Distribution
Context
- With the Distribution comparison function, you can compare two files containing Log-Loss values, each of which represents the fit of a dataset to a Bayesian network model.
- In other words, this function compares the measures of fit, not the underlying data itself.
- As a result, you can even compare the fit of two entirely unrelated datasets to their respective models, e.g., comparing the data-to-model fit of an image recognition model to the data-to-model fit of a credit risk model.
- More realistically, you can compare the fit of a Bayesian network model with the fit produced by a different modeling technique.
Usage
-
In Validation Mode, select
Main Menu > Tools > Compare > Distribution. -
Then a pop-up window prompts you to select two files; each must contain Log-Loss values for each record in a dataset.
-
Open the first network, switch into Validation Mode, and then perform
Inference > Batch Joint Probability > (Text File | Database | Internal Data | Internal Evidence Scenarios).- Here, it is not necessary to save the values of any nodes, so No Node should be selected.

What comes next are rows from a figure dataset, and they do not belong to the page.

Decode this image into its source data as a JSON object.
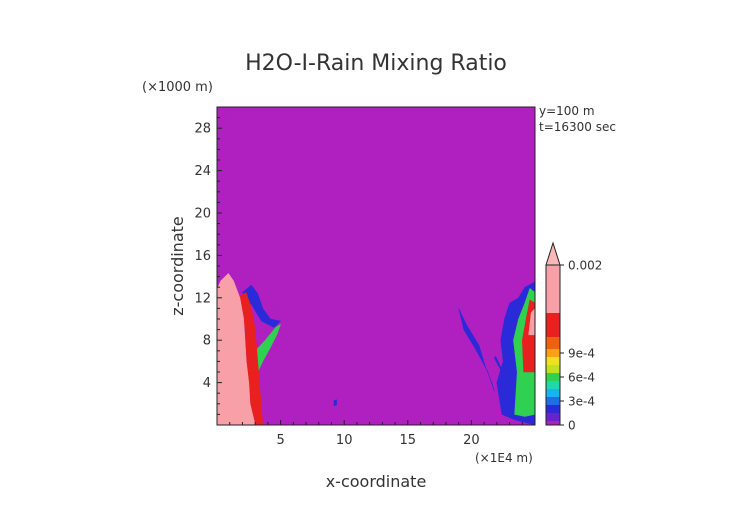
{
  "chart_data": {
    "type": "heatmap",
    "title": "H2O-I-Rain Mixing Ratio",
    "xlabel": "x-coordinate",
    "ylabel": "z-coordinate",
    "x_unit_label": "(×1E4 m)",
    "y_unit_label": "(×1000 m)",
    "xlim": [
      0,
      25
    ],
    "ylim": [
      0,
      30
    ],
    "x_ticks": [
      5,
      10,
      15,
      20
    ],
    "x_tick_labels": [
      "5",
      "10",
      "15",
      "20"
    ],
    "y_ticks": [
      4,
      8,
      12,
      16,
      20,
      24,
      28
    ],
    "y_tick_labels": [
      "4",
      "8",
      "12",
      "16",
      "20",
      "24",
      "28"
    ],
    "info_lines": [
      "y=100 m",
      "t=16300 sec"
    ],
    "background_color": "#b020c0",
    "colorbar": {
      "range": [
        0,
        0.002
      ],
      "labels": [
        {
          "value": 0,
          "text": "0"
        },
        {
          "value": 0.0003,
          "text": "3e-4"
        },
        {
          "value": 0.0006,
          "text": "6e-4"
        },
        {
          "value": 0.0009,
          "text": "9e-4"
        },
        {
          "value": 0.002,
          "text": "0.002"
        }
      ],
      "bands": [
        {
          "from": 0.0,
          "to": 5e-05,
          "color": "#b020c0"
        },
        {
          "from": 5e-05,
          "to": 0.00015,
          "color": "#6a22d0"
        },
        {
          "from": 0.00015,
          "to": 0.00025,
          "color": "#2a2ad8"
        },
        {
          "from": 0.00025,
          "to": 0.00035,
          "color": "#1e6ee8"
        },
        {
          "from": 0.00035,
          "to": 0.00045,
          "color": "#18b4f0"
        },
        {
          "from": 0.00045,
          "to": 0.00055,
          "color": "#20d8b0"
        },
        {
          "from": 0.00055,
          "to": 0.00065,
          "color": "#30d050"
        },
        {
          "from": 0.00065,
          "to": 0.00075,
          "color": "#c0e020"
        },
        {
          "from": 0.00075,
          "to": 0.00085,
          "color": "#f0e020"
        },
        {
          "from": 0.00085,
          "to": 0.00095,
          "color": "#f8a018"
        },
        {
          "from": 0.00095,
          "to": 0.0011,
          "color": "#f06010"
        },
        {
          "from": 0.0011,
          "to": 0.0014,
          "color": "#e82020"
        },
        {
          "from": 0.0014,
          "to": 0.002,
          "color": "#f8a0a8"
        }
      ],
      "overflow_color": "#f8b8b8"
    },
    "regions": [
      {
        "name": "left-storm-core",
        "level": 0.002,
        "outline": [
          [
            0,
            0
          ],
          [
            3.0,
            0
          ],
          [
            2.6,
            2
          ],
          [
            2.5,
            4
          ],
          [
            2.3,
            6
          ],
          [
            2.2,
            8
          ],
          [
            2.1,
            10
          ],
          [
            1.8,
            12
          ],
          [
            1.3,
            13.6
          ],
          [
            0.9,
            14.3
          ],
          [
            0.3,
            13.6
          ],
          [
            0,
            12.8
          ]
        ]
      },
      {
        "name": "left-storm-red-edge",
        "level": 0.0012,
        "outline": [
          [
            2.6,
            0
          ],
          [
            3.6,
            0
          ],
          [
            3.4,
            3
          ],
          [
            3.2,
            6
          ],
          [
            3.0,
            9
          ],
          [
            2.7,
            11
          ],
          [
            2.3,
            12.5
          ],
          [
            1.8,
            12.2
          ],
          [
            2.2,
            9
          ],
          [
            2.4,
            5
          ]
        ]
      },
      {
        "name": "left-storm-anvil",
        "level": 0.0006,
        "outline": [
          [
            3.0,
            7
          ],
          [
            3.8,
            8
          ],
          [
            4.6,
            9.2
          ],
          [
            5.0,
            9.5
          ],
          [
            4.7,
            8.5
          ],
          [
            4.2,
            7.3
          ],
          [
            3.6,
            6
          ],
          [
            3.2,
            5
          ]
        ]
      },
      {
        "name": "left-storm-fringe",
        "level": 0.0002,
        "outline": [
          [
            2.0,
            12.5
          ],
          [
            2.7,
            13.2
          ],
          [
            3.2,
            12.4
          ],
          [
            3.6,
            11
          ],
          [
            4.2,
            10
          ],
          [
            5.0,
            9.8
          ],
          [
            4.5,
            9.2
          ],
          [
            3.5,
            9.8
          ],
          [
            2.8,
            11.2
          ]
        ]
      },
      {
        "name": "right-storm-outer",
        "level": 0.0002,
        "outline": [
          [
            22.4,
            1
          ],
          [
            23.4,
            0.5
          ],
          [
            25,
            0
          ],
          [
            25,
            13.5
          ],
          [
            24.2,
            13
          ],
          [
            23.7,
            12
          ],
          [
            23.0,
            11.5
          ],
          [
            22.6,
            10
          ],
          [
            22.3,
            8
          ],
          [
            22.5,
            6
          ],
          [
            22.0,
            4
          ]
        ]
      },
      {
        "name": "right-storm-mid",
        "level": 0.0006,
        "outline": [
          [
            23.4,
            1
          ],
          [
            24.2,
            0.8
          ],
          [
            25,
            1
          ],
          [
            25,
            12.5
          ],
          [
            24.6,
            12.9
          ],
          [
            24.2,
            11.5
          ],
          [
            23.7,
            10
          ],
          [
            23.3,
            8
          ],
          [
            23.6,
            5
          ]
        ]
      },
      {
        "name": "right-storm-core",
        "level": 0.0012,
        "outline": [
          [
            24.1,
            5
          ],
          [
            25,
            5
          ],
          [
            25,
            11.5
          ],
          [
            24.6,
            11.8
          ],
          [
            24.3,
            10
          ],
          [
            24.0,
            8
          ]
        ]
      },
      {
        "name": "right-storm-top",
        "level": 0.002,
        "outline": [
          [
            24.5,
            8.5
          ],
          [
            25,
            8.5
          ],
          [
            25,
            11
          ],
          [
            24.7,
            10.6
          ]
        ]
      },
      {
        "name": "detached-streak-1",
        "level": 0.0002,
        "outline": [
          [
            19.0,
            11
          ],
          [
            19.6,
            9.5
          ],
          [
            20.6,
            7.5
          ],
          [
            21.1,
            5.5
          ],
          [
            21.6,
            4
          ],
          [
            21.8,
            3.2
          ],
          [
            21.3,
            5
          ],
          [
            20.4,
            7
          ],
          [
            19.4,
            9
          ]
        ]
      },
      {
        "name": "detached-streak-2",
        "level": 0.0002,
        "outline": [
          [
            21.8,
            6.3
          ],
          [
            22.4,
            5
          ],
          [
            22.9,
            3.5
          ],
          [
            22.5,
            5
          ],
          [
            21.9,
            6.5
          ]
        ]
      },
      {
        "name": "detached-speck",
        "level": 0.0002,
        "outline": [
          [
            9.2,
            1.8
          ],
          [
            9.4,
            1.9
          ],
          [
            9.4,
            2.4
          ],
          [
            9.2,
            2.3
          ]
        ]
      }
    ]
  }
}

When you select the file name, BayesiaLab prompts you to decide whether the logarithm of the joint probability should be saved. For our purposes, No must be selected.
-
Repeat the previous steps for the second network, saving the file under a different name.
-
The resulting CSV files each contain three columns. Delete the two rightmost columns (highlighted in red) in each file with a spreadsheet editor.
-
Save the edited files, maintaining the CSV format.
-
Once the files are prepared in this format, you can start the Comparison of Joint Probabilities:
Inference > Batch Joint Probability > (Text File | Database | Internal Data | Internal Evidence Scenarios). -
Select the previously edited files via the dialog box and click Compare.
Results
The results are presented in three tabs: First Data Set, Second Data Set, and Comparison.
Each panel shows the mean, standard deviation, minimum, maximum, and computed row numbers.
First Data Set
Second Data Set
Comparison
The Kolmogorov-Smirnov Test is computed to test for the equality of the probability distributions of both datasets.
More specifically, it compares the distributions of log-likelihoods. The panel also reports the K-S Z and D statistics along with their p-value.